We will always have Charlie, Sonny, Slim, Big Red, the Duke,
blowing out, trying to reach and sometimes making it, that high white, after
hours, after the paying customers, the carriage trade, went home to bed and
they blew to heaven, or tried to, with the boys, with the guys who knew when
that note floated out some funky cellar bar door winding its way down to the
harbor.
We will always have Sal, Carlos, Bull, Dean and an ever changing
assortment of , well, women, women, mainly, at their beck and call, riding,
car-riding, riding hard over the hill and dale of this continent searching,
well, just searching okay. We will always have the lost brothers, Sal and Dean,
playing off of each other’s strengths (and weaknesses) as they try to make
sense of their world, or if not sense then to keep high, keep moving, and keep
listening. And we will always have a great American novel to pass on to the
next wanderlust generation, if there is another wanderlust generation.
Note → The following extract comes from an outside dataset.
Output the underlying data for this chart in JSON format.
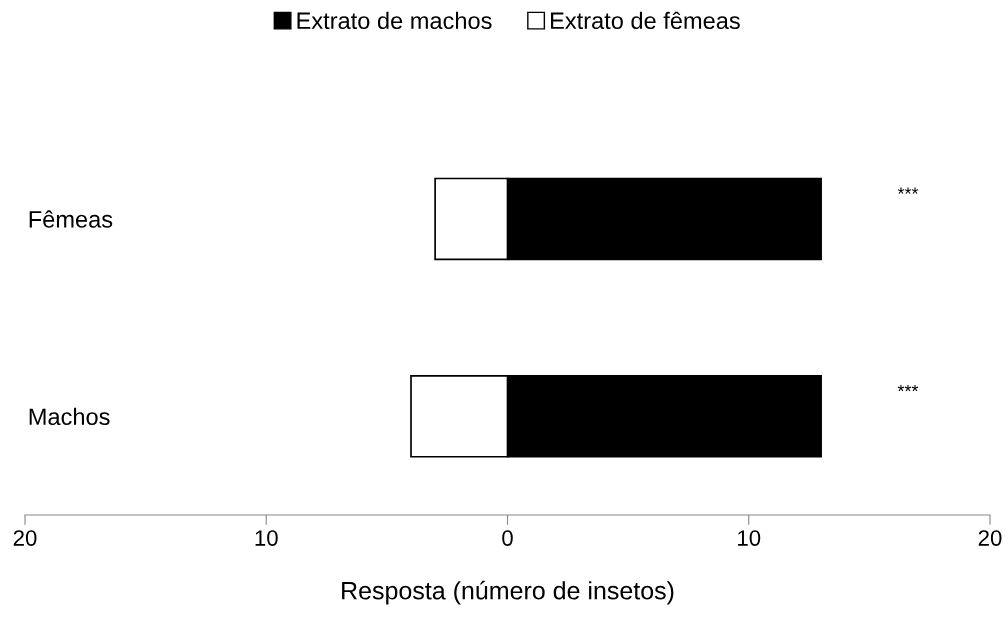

And that is exactly what is wrong with this long time in the
making film adaptation of Kerouac’s cultural coming- of- age novel. I looked
forward with great anticipation to the film, and came away with fair- sized disappointment.
Not with the main actors, Sam Riley, Garret Hedlund and Kristie Stewart since
they were confined by the constricts of the way the director (and screen-writers)
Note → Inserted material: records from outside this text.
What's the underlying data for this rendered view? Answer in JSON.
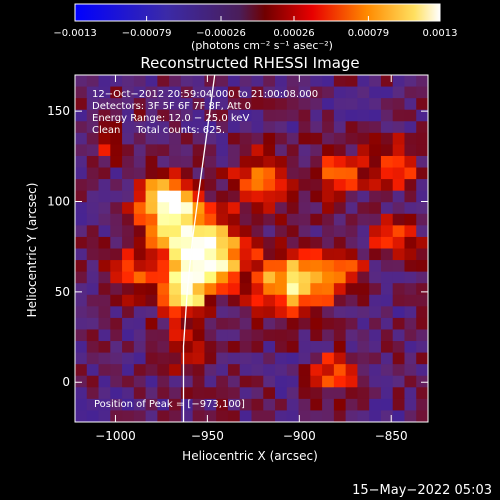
{
  "chart_data": {
    "type": "heatmap",
    "title": "Reconstructed RHESSI Image",
    "xlabel": "Heliocentric X (arcsec)",
    "ylabel": "Heliocentric Y (arcsec)",
    "xlim": [
      -1022,
      -830
    ],
    "ylim": [
      -22,
      170
    ],
    "x_ticks": [
      {
        "value": -1000,
        "label": "−1000"
      },
      {
        "value": -950,
        "label": "−950"
      },
      {
        "value": -900,
        "label": "−900"
      },
      {
        "value": -850,
        "label": "−850"
      }
    ],
    "y_ticks": [
      {
        "value": 0,
        "label": "0"
      },
      {
        "value": 50,
        "label": "50"
      },
      {
        "value": 100,
        "label": "100"
      },
      {
        "value": 150,
        "label": "150"
      }
    ],
    "colorbar": {
      "range": [
        -0.0013,
        0.0013
      ],
      "ticks": [
        {
          "value": -0.0013,
          "label": "−0.0013"
        },
        {
          "value": -0.00079,
          "label": "−0.00079"
        },
        {
          "value": -0.00026,
          "label": "−0.00026"
        },
        {
          "value": 0.00026,
          "label": "0.00026"
        },
        {
          "value": 0.00079,
          "label": "0.00079"
        },
        {
          "value": 0.0013,
          "label": "0.0013"
        }
      ],
      "unit_label": "(photons cm⁻² s⁻¹ asec⁻²)"
    },
    "annotations": [
      "12−Oct−2012 20:59:04.000 to 21:00:08.000",
      "Detectors: 3F 5F 6F 7F 8F, Att 0",
      "Energy Range: 12.0 − 25.0 keV",
      "Clean     Total counts: 625."
    ],
    "peak_label": "Position of Peak = [−973,100]",
    "peak": {
      "x": -973,
      "y": 100
    },
    "limb_curve": [
      {
        "x": -963,
        "y": -22
      },
      {
        "x": -963,
        "y": 20
      },
      {
        "x": -961,
        "y": 50
      },
      {
        "x": -958,
        "y": 80
      },
      {
        "x": -954,
        "y": 110
      },
      {
        "x": -950,
        "y": 140
      },
      {
        "x": -946,
        "y": 170
      }
    ],
    "colors": {
      "background": "#000000",
      "text": "#ffffff",
      "colormap": [
        "#0000ff",
        "#3a1fa0",
        "#5a2a80",
        "#800000",
        "#ff2000",
        "#ff9000",
        "#ffff80",
        "#ffffff"
      ]
    }
  },
  "footer": {
    "timestamp": "15−May−2022 05:03"
  }
}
wanted to play the novel. Take away the drugs, sex, rock and roll (oops, be-bop
jazz), and, oh yah, driving at high speed and/or hitchhiking, and there is no
glue holding this thing together.
Now no one can complain, or such complaints will go for naught
after watching this film, that Kerouac was, frankly very oblique in his sexual
references, and certainly in the amount of time he spent on discussing the ins
and out of sex in the novel so it was quite disconcerting to find so much time
spent on the sex scenes. Moreover, let’s face it women for the men, and it was
mainly men, of the Beat generation women were ornaments, or drudges and while
it does no good to project today’s mores backward they were kept around because
as Dean/Neal shouted out one time “I love women.” End of story.
While Road is not
strictly a buddy film I came out of the watching the film thinking that maybe, just,
maybe it is impossible to put the novel in cinematic form, there is perhaps too
much stream of consciousness, too much introspection, too much angst to corral
on film. We will however always have the novel, praise be.